I was lucky enough to see my first production at the age of five. Since then I have worked as a performer, company manager, grant writer, director, producer, and I now serve as Executive Director of SDP. I have been blessed to walk an incredible path in the arts. Over the years, I have faced multiple challenges and worked to overcome many obstacles. Through this I have found that the most difficult obstacle I had to overcome was myself.
I know that phrase seems trite. You probably roll your eyes just hearing it. I know I did. How did not getting a part equate to overcoming myself? I was in the classes, I was volunteering to paint the sets, I was doing everything right. So since it wasn’t my fault I blamed everyone else. “The director picked her favorite.” “My parents should have never let me quit piano.” “The choreographer hates me because I was late and he’s holding a grudge.” The excuses were endless. Nothing was ever my fault so there was obviously nothing I could do to get any better. Everyone was against me.
After years of destroying myself and breaking down everyone around me I finally sat back and looked at what I was doing. Instead of enjoying what I love most in the world I had become part of the self-destructive nature of the arts. The arts at its worst can be a narrative that starts with self-doubt and leads to self-destruction and ends with building walls out of excuses and negativity to protect what is left.
I destroyed myself with negative thoughts about my weight, what notes I couldn’t hit, what dance moves I would never be able to do. I lay awake at night bemoaning the parts I didn’t get or getting the part and imagining all the awful things people were saying about me because I was cast. I was so busy focusing on the negative that I forgot to love what I do and how to enjoy my life.
I realized what I was doing to myself and in turn what I was doing to other people by feeding into the frenzy. In that moment I was truly broken. All the negative walls I had built to protect me crumbled down and all that was left was a burned out diva that wasn’t built for this game. But was it always a game? Why did I start this journey to begin with?
Slowly and carefully I began to examine how I got there. I took myself back to the beginning. When I saw my first show I didn’t want to be up there to be a star. I wanted to be up there with them because they were having fun. They were singing and dancing and people weren’t making fun of them. They looked like what I wanted to be: happy, uninhibited, and communicative.
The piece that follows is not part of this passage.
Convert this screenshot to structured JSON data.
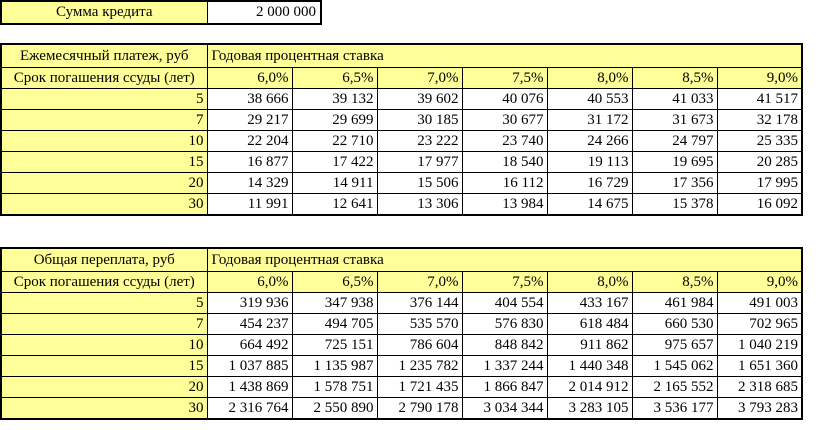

Flash forward to my first show as a performer. I was a “Winkie” in the Wizard of Oz! Was it the most glamorous role? No, but I was so unbelievably happy to be cast. I was a part of something greater than myself. I was a part of the community. I was meeting people like me for the first time!
I used to love being a part of the artistic process, even the smallest part. So where did I go wrong? It went wrong when things became about me. It was no longer about the process of being a contributing member of my community. It became about what part I had compared to someone else. It became about her being skinnier but me having the better voice. The arts had become a vehicle for me to prove that I was better than everyone else and if I couldn’t actually be better than them I would tear them down until I at least I felt better than them.
I am not proud of my actions but I also know that to change your path you have to be honest and accountable to your past so you can move forward. The performing arts can be anything you make it. It can be a destructive force that destroys its players and leaves them with nothing but resentment and self-doubt; or it can be a safe place. It can be a place of growth and healing; a community where you push yourself to be better, not to overcome others but to raise the entire community to a new place. This is why we started SDP. We wanted a place that focused on the positive community that is the arts. That despite casting decisions, a hard class, or your own obstacles: you are supported and challenged to be the best contributor to the community you can be.
There will always be obstacles in life, but you have a choice. You can choose to make it about you, build up walls, and lock yourself in with your own worst enemy: yourself. Or you can choose to participate in the process and improve your community no matter what part you play. You can be the one that not only overcomes the obstacles, but turns around and helps a friend up and over with you. Being able to change your world is honestly up to you. You simply have to make the choice to participate in the process, as part of a community, instead of getting side tracked by the "me" game. I made my choice. How about you?